Results: 171 patients (7.7%) had postoperative renal dysfunction; 30 of these (1.4% overall) had oliguric renal failure that required dialysis. In-hospital mortality, length of stay in the intensive care unit, and hospitalization were significantly increased in patients who had renal failure and those who had renal dysfunction compared with those who had neither (mortality: 63%, 19%, and 0.9%; intensive care unit stay: 14.9 days, 6.5 days, and 3.1 days; hospitalization: 28.8 days, 18.2 days, and 10.6 days, respectively). Patients with renal dysfunction were three times as likely to be discharged to an extended-care facility. Multi-variable analysis identified five independent preoperative predictors of renal dysfunction: age 70 to 79 years (relative risk [RR], 1.6 [95% CI, 1.1 to 2.3]) or age 80 to 95 years (RR, 3.5 [CI, 1.9 to 6.3]); congestive heart failure (RR, 1.8 [CI, 1.3 to 2.6]); previous myocardial revascularization (RR, 1.8 [CI, 1.2 to 2.7]); type 1 diabetes mellitus (RR, 1.8 [CI, 1.1 to 3.0]) or preoperative serum glucose levels exceeding 16.6 mmol/L (RR, 3.7 [CI, 1.7 to 7.8]); and preoperative serum creatinine levels of 124 to 177 µmol/L (RR, 2.3 [CI, 1.6 to 3.4]). Independent perioperative factors that exacerbated risk were cardiopulmonary bypass lasting 3 or more hours and three measures of ventricular dysfunction.

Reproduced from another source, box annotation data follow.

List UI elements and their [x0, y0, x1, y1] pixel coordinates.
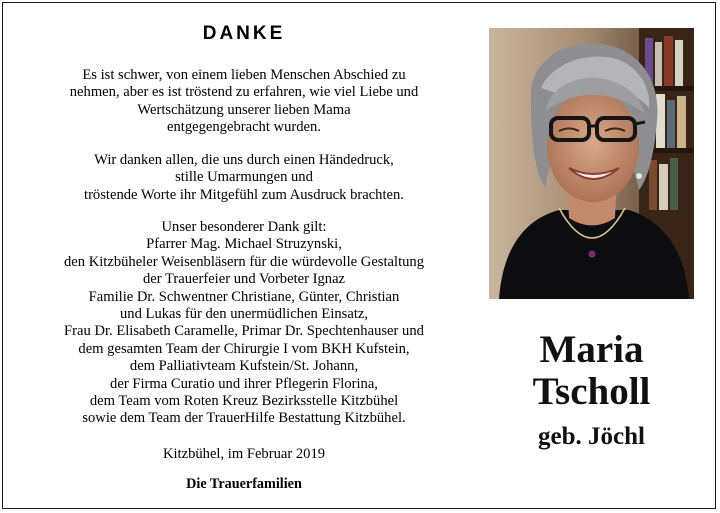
thanks-paragraph	[3, 152, 485, 204]
intro-paragraph	[3, 67, 485, 137]
portrait-photo	[489, 28, 694, 299]
intro-line: Es ist schwer, von einem lieben Menschen Abschied zu	[82, 67, 406, 83]
portrait-illustration	[489, 28, 694, 299]
special-thanks-line: dem Team vom Roten Kreuz Bezirksstelle Kitzbühel	[89, 393, 399, 410]
deceased-maiden-name: geb. Jöchl	[538, 423, 645, 450]
intro-line: Wertschätzung unserer lieben Mama	[137, 101, 351, 118]
signature: Die Trauerfamilien	[186, 476, 302, 492]
special-thanks-paragraph	[3, 219, 485, 428]
special-thanks-line: und Lukas für den unermüdlichen Einsatz,	[119, 306, 369, 323]
place-date: Kitzbühel, im Februar 2019	[162, 446, 326, 462]
special-thanks-line: Frau Dr. Elisabeth Caramelle, Primar Dr. Spechtenhauser und	[64, 323, 424, 340]
intro-line: nehmen, aber es ist tröstend zu erfahren, wie viel Liebe und	[69, 84, 419, 101]
thanks-line: Wir danken allen, die uns durch einen Händedruck,	[94, 152, 394, 168]
special-thanks-line: Pfarrer Mag. Michael Struzynski,	[146, 236, 342, 253]
special-thanks-line: dem gesamten Team der Chirurgie I vom BKH Kufstein,	[78, 340, 410, 357]
special-thanks-line: dem Palliativteam Kufstein/St. Johann,	[129, 358, 359, 375]
special-thanks-line: Familie Dr. Schwentner Christiane, Günter, Christian	[88, 288, 400, 305]
notice-heading: DANKE	[202, 23, 286, 44]
special-thanks-line: den Kitzbüheler Weisenbläsern für die würdevolle Gestaltung	[63, 253, 425, 270]
special-thanks-line: Unser besonderer Dank gilt:	[161, 219, 327, 235]
special-thanks-line: der Trauerfeier und Vorbeter Ignaz	[142, 271, 346, 288]
thanks-line: tröstende Worte ihr Mitgefühl zum Ausdruck brachten.	[84, 186, 404, 203]
deceased-first-name: Maria	[539, 328, 644, 371]
deceased-last-name: Tscholl	[532, 370, 651, 413]
special-thanks-line: der Firma Curatio und ihrer Pflegerin Florina,	[110, 375, 378, 392]
notice-frame	[2, 2, 716, 509]
intro-line: entgegengebracht wurden.	[167, 119, 321, 136]
thanks-line: stille Umarmungen und	[175, 169, 313, 186]
special-thanks-line: sowie dem Team der TrauerHilfe Bestattung Kitzbühel.	[82, 410, 406, 427]
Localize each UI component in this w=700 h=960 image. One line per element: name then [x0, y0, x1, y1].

Conclusions: Many patients having elective myocardial revascularization develop postoperative renal dysfunction and failure, which are associated with prolonged intensive care unit and hospital stays, significant increases in mortality, and greater need for specialized long-term care. Resources should be redirected to mitigate renal injury in high-risk patients.